We’ve reduced the size of cached objects from over 2k to under 100 bytes per object so out-of-memory exceptions are not the major concern of testing at this stage where we focus on performance and precision.

Note again the use of timers. This is where we’ve measured cache execution times to arrive at the 2.1 seconds total processing time spent in the cache. The final getter method is for the database. When the cache is flushed the database controller class will take a copy of the cache and loop over every value to update the counters in the DB.

We measure accuracy by comparing the sum of all counters in each sub-table with the number of rows in the main table – which should always be equal. An elegant and simple test, aided by inspecting the counters on a few particular rows that have been calculated in advance from the raw test data.

We have four such caches in total, the other three caching host names, urls, and user agent identifiers, using the same design. They could be combined into a generic cache but this would be more of a code-maintenance decision rather than performance.

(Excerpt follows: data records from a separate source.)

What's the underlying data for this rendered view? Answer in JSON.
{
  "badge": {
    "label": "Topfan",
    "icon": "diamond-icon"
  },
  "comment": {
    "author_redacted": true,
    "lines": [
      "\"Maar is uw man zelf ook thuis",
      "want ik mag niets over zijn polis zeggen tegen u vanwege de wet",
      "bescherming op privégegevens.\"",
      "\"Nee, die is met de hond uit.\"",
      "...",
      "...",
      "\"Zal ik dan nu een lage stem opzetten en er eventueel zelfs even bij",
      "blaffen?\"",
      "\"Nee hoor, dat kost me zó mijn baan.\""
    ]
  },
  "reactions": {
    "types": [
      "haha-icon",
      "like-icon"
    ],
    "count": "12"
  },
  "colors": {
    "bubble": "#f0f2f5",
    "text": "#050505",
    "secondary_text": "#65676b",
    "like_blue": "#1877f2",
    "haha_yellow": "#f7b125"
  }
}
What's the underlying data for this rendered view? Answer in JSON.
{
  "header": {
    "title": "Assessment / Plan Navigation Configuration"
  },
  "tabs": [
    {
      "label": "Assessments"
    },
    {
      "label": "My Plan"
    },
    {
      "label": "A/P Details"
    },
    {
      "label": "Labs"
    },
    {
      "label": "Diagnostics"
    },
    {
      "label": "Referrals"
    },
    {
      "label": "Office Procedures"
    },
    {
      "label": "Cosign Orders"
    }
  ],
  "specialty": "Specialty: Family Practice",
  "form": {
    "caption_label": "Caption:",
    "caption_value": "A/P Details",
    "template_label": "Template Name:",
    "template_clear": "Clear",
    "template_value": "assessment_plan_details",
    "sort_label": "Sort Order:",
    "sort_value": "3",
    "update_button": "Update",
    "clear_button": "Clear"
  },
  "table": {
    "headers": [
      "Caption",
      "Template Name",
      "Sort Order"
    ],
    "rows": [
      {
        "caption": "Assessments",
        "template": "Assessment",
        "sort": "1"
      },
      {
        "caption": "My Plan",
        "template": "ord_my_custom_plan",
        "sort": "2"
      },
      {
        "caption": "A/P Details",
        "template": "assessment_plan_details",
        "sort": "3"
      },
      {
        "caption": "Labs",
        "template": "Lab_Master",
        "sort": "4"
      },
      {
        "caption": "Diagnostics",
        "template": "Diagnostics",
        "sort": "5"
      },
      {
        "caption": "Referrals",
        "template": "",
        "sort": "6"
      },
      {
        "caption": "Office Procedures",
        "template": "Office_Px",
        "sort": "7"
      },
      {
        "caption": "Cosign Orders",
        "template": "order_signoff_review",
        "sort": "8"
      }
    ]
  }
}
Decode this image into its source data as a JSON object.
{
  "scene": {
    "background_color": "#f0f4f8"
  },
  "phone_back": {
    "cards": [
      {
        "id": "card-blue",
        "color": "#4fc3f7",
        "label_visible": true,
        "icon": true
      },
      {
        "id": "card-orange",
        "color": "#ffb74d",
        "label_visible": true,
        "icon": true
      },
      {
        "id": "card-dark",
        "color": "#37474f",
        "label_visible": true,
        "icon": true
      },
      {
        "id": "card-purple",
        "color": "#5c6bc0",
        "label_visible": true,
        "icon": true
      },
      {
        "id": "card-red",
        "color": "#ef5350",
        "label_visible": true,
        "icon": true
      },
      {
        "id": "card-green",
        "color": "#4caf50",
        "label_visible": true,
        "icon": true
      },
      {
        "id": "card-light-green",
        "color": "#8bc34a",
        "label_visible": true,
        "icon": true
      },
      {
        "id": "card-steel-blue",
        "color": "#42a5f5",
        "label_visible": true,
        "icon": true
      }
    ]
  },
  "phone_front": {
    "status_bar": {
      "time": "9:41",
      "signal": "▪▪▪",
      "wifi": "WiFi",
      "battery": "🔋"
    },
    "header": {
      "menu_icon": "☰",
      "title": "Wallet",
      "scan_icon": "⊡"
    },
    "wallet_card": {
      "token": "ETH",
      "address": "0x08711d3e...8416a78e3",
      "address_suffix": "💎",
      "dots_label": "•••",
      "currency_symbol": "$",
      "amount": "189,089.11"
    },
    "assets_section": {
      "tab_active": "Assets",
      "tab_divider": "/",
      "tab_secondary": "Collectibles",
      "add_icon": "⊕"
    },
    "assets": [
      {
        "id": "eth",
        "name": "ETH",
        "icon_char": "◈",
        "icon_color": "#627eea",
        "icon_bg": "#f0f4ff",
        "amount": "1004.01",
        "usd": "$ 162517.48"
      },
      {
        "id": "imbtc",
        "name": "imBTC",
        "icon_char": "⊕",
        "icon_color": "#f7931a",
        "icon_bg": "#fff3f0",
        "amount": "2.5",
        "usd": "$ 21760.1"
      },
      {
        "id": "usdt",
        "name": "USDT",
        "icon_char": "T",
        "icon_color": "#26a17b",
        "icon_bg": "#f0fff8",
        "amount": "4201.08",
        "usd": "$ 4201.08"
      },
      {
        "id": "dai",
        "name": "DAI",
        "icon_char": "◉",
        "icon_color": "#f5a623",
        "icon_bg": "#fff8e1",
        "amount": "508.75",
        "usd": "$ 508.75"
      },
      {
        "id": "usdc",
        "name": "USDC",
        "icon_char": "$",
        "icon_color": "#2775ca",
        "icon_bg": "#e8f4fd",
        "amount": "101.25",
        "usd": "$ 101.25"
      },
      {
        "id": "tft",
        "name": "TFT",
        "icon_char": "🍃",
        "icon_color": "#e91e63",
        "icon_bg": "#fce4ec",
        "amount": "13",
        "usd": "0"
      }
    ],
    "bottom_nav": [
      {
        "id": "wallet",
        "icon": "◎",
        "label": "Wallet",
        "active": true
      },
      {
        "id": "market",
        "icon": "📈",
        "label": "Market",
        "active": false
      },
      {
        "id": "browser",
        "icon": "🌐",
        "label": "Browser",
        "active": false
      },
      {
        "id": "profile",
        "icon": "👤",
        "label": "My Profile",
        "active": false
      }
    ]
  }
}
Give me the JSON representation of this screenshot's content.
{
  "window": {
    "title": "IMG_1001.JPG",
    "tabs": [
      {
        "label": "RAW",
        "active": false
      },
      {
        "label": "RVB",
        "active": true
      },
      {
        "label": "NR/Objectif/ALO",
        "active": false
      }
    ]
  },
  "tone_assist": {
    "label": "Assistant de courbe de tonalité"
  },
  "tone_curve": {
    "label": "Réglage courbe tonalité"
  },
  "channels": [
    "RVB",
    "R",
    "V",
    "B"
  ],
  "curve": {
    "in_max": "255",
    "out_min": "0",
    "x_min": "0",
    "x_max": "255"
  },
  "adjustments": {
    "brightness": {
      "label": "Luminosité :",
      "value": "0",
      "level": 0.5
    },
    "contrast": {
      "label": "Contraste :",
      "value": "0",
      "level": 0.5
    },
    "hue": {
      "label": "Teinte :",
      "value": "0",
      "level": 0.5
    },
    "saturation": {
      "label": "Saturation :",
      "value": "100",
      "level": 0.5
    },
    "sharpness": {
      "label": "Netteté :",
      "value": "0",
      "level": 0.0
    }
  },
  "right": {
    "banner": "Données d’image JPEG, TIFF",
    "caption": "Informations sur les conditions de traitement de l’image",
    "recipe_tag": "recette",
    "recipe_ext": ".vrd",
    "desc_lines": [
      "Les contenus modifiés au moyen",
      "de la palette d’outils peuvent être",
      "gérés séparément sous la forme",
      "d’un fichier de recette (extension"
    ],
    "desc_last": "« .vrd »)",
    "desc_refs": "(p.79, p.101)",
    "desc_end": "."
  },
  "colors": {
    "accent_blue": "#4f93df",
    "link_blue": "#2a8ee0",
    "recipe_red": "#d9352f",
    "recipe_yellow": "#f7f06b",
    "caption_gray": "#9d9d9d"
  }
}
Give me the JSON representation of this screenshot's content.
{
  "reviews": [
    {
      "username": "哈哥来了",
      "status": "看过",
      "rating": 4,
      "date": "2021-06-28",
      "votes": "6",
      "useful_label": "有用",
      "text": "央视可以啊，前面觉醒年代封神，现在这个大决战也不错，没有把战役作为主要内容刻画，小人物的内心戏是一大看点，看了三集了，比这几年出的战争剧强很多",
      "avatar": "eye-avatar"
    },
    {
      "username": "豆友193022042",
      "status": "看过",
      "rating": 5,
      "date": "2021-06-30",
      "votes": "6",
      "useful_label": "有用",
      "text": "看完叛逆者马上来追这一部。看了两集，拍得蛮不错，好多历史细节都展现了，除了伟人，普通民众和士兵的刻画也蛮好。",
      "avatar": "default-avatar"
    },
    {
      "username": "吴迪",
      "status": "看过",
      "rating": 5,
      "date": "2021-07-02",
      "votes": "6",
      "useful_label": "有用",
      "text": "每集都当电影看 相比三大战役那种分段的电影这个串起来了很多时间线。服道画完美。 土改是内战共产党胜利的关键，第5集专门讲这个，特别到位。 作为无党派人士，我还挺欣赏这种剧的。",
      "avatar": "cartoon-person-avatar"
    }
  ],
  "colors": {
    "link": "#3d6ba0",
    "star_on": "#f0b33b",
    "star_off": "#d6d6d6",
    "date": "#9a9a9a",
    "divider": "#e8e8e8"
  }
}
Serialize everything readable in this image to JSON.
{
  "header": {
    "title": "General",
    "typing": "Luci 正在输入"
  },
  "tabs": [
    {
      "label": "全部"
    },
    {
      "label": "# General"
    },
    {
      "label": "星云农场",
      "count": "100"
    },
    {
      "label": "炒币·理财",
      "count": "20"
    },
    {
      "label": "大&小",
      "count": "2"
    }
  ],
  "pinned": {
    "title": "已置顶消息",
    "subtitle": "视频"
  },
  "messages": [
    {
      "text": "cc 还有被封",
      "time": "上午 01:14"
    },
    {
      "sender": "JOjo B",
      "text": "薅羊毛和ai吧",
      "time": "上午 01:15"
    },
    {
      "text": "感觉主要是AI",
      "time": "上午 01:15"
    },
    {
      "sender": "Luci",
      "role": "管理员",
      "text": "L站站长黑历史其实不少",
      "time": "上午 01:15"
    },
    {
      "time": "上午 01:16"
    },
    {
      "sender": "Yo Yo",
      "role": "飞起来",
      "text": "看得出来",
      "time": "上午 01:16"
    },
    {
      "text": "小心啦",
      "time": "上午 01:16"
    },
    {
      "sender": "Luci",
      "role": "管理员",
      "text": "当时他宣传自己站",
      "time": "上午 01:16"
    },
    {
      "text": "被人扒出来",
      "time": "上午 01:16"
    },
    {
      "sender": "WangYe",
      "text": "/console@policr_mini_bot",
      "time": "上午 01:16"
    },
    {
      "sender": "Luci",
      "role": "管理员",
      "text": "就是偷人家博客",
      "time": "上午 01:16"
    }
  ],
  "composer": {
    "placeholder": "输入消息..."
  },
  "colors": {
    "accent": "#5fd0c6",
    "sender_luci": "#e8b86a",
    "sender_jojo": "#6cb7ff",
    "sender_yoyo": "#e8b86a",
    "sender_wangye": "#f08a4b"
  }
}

We prefer keeping them as separate classes as we do not anticipate making any further changes in this area. At least, not until we scale into the billions. We can currently insert 300 million normalised apache log entries per day onto a twin-core database host.

Notes

HashMaps are notorious for two things: Memory leaks and deadlock. We avoid both by periodically clearing the cache thus accepting the overhead of having to rebuild the mappings, and by continuing to give each processing thread it’s own dedicated cache. The memory footprint has been minimised, and further speed gains will be negligable.

For the next performance improvement we shall be turning our attention to the producer classes and optimizing the string tokenizer and string-to-integer conversions on the incoming data with our own customized methods.